MNIST with Newton’s Method

I’m interested in second order methods. This simple one level model does train surprisingly fast with steepest descent, but I want to see if I can do better. Let’s take a look at the Hessian of this model.

In [1]:

from tensorflow.examples.tutorials.mnist import input_data
mnist = input_data.read_data_sets('MNIST_data', one_hot=True)
import tensorflow as tf
from afqstensorutils import CatVariable, NewtonsMethod
sess = tf.InteractiveSession()
Extracting MNIST_data/train-images-idx3-ubyte.gz
Extracting MNIST_data/train-labels-idx1-ubyte.gz
Extracting MNIST_data/t10k-images-idx3-ubyte.gz
Extracting MNIST_data/t10k-labels-idx1-ubyte.gz

What do they look like?

In [5]:

import numpy as np
from matplotlib.pyplot import imshow
from matplotlib import pylab as plt
%matplotlib inline
imshow(mnist.test.images[124,:].reshape(28,28))
plt.show()
imshow(mnist.test.images[123,:].reshape(28,28))
plt.show()
imshow(mnist.test.images[12,:].reshape(28,28))
plt.show()

png

png

png

The Model

This is the basic softmax regression from the very first tensorflow tutorial. The only parameters are the $W$ and $b$ tensors.

CatVariable is one of my utilities that gives you multiple variables that are actually just one flat variable. This is useful to take complete gradients of models with many variables, as the tensorflow gradient operator requires a flat, “true” variable. So, we use W and b normally but they are really slices of V, which we take the gradients against.

NewtonsMethod is a dirt simple implementation.
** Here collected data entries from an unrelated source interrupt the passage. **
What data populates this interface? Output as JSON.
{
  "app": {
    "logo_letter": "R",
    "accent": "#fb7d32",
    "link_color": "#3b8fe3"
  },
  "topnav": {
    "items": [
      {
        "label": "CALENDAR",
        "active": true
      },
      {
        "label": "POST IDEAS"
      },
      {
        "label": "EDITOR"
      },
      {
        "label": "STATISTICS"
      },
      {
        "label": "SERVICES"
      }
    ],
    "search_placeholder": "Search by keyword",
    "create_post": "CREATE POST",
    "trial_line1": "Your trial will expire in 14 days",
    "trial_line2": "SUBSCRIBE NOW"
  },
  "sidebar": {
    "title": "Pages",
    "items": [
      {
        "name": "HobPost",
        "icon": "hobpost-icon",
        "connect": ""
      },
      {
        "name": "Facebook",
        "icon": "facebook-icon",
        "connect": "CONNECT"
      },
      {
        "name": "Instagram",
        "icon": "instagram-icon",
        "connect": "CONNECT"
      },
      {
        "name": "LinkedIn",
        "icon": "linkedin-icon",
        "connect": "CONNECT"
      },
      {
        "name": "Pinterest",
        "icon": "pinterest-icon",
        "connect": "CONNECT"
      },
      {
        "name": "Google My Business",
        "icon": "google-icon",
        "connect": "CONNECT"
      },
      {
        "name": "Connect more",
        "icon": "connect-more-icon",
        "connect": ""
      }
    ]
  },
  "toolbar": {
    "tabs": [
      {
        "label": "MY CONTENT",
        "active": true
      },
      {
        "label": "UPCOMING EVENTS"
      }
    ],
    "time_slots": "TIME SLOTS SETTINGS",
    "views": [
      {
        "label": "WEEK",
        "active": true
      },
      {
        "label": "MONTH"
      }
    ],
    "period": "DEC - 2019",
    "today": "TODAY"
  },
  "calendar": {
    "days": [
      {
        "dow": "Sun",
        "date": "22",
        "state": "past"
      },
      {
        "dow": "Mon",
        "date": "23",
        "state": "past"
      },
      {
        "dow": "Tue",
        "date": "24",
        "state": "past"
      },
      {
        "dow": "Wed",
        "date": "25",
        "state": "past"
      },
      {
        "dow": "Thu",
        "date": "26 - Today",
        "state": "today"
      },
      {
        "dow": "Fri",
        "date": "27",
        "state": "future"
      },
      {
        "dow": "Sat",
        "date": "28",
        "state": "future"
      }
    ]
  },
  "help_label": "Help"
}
As it turns out, it’s not viable for a certain reason.

In [3]:

tf_x = tf.placeholder(tf.float32, shape=[None, 784])
tr_y = tf.placeholder(tf.float32, shape=[None, 10])

# Turns out the b doesn't matter
V, (W,) = CatVariable([(784,10)])
pred_y = tf.nn.softmax(tf.matmul(tf_x,W)) # + b)

cross_entropy = \
  tf.reduce_mean(-tf.reduce_sum(tr_y * tf.log(pred_y),
                                reduction_indices=[1]))
# Get an assembler for the hessian
Hess = tf.reshape(tf.hessians(cross_entropy,V)[0],
                  shape=[V.shape[0],V.shape[0]])
# My trainer and the default one.
newt = NewtonsMethod(cross_entropy, V)
train_step = tf.train.GradientDescentOptimizer(0.5).minimize(cross_entropy)
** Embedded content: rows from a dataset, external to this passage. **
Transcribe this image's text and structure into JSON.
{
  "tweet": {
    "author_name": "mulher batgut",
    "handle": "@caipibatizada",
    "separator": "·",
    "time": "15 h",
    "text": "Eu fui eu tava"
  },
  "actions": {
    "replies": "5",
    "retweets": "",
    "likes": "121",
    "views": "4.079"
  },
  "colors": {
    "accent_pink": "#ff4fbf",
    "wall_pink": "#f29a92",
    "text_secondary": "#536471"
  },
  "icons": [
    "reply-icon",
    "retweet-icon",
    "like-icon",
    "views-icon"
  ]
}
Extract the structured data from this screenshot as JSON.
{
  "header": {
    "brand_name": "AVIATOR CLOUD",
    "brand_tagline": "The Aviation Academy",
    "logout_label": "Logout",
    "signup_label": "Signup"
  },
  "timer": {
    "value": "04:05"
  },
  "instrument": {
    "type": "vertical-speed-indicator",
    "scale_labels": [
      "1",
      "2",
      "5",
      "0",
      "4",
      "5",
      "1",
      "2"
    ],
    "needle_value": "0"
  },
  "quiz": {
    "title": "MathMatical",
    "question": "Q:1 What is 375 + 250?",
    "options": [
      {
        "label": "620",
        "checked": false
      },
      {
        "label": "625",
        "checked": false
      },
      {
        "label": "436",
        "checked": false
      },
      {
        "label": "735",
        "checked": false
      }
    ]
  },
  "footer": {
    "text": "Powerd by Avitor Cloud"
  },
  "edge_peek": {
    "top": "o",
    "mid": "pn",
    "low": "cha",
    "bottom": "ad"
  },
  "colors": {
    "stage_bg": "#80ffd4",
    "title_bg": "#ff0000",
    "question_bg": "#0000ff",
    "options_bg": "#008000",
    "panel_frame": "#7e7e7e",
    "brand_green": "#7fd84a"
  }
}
Initialize our session with zeros

In [4]:

sess.run(tf.global_variables_initializer())

So, what does the tangent matrix look like? Let’s investigate it. The batch size for the stochastic investigation is a free parameter, so lets see how the sparsity pattern (showing us interdependent variables) and the matrix rank changes. (The matrix rank is expensive to compute because it requires an SVD.)

In [5]:

for nassemble in [ 1 , 5, 10, 100, 200 ]:
    batch_xs, batch_ys = mnist.train.next_batch(nassemble)
    m = sess.run(Hess,feed_dict={tf_x: batch_xs, tr_y: batch_ys})
    plt.figure()
    plt.spy(m)
    plt.show()
    #print "It's rank is ", np.linalg.matrix_rank(m)

png

png

png

png

png

There’s definitely a structure to it. I wonder why there are streeks in it like that? Notice how the matrix fills out more and more as we added more items of evidence to the batch. I had a hunch that the rank of this matrix is nearly the number of items in the batch, but it turns out it comes out larger. For low batch numbers, it looks like $rank=9n$, but the rank filling in slows down as we add more samples. We still notice that we need a lot more sample to get the full rank that we need.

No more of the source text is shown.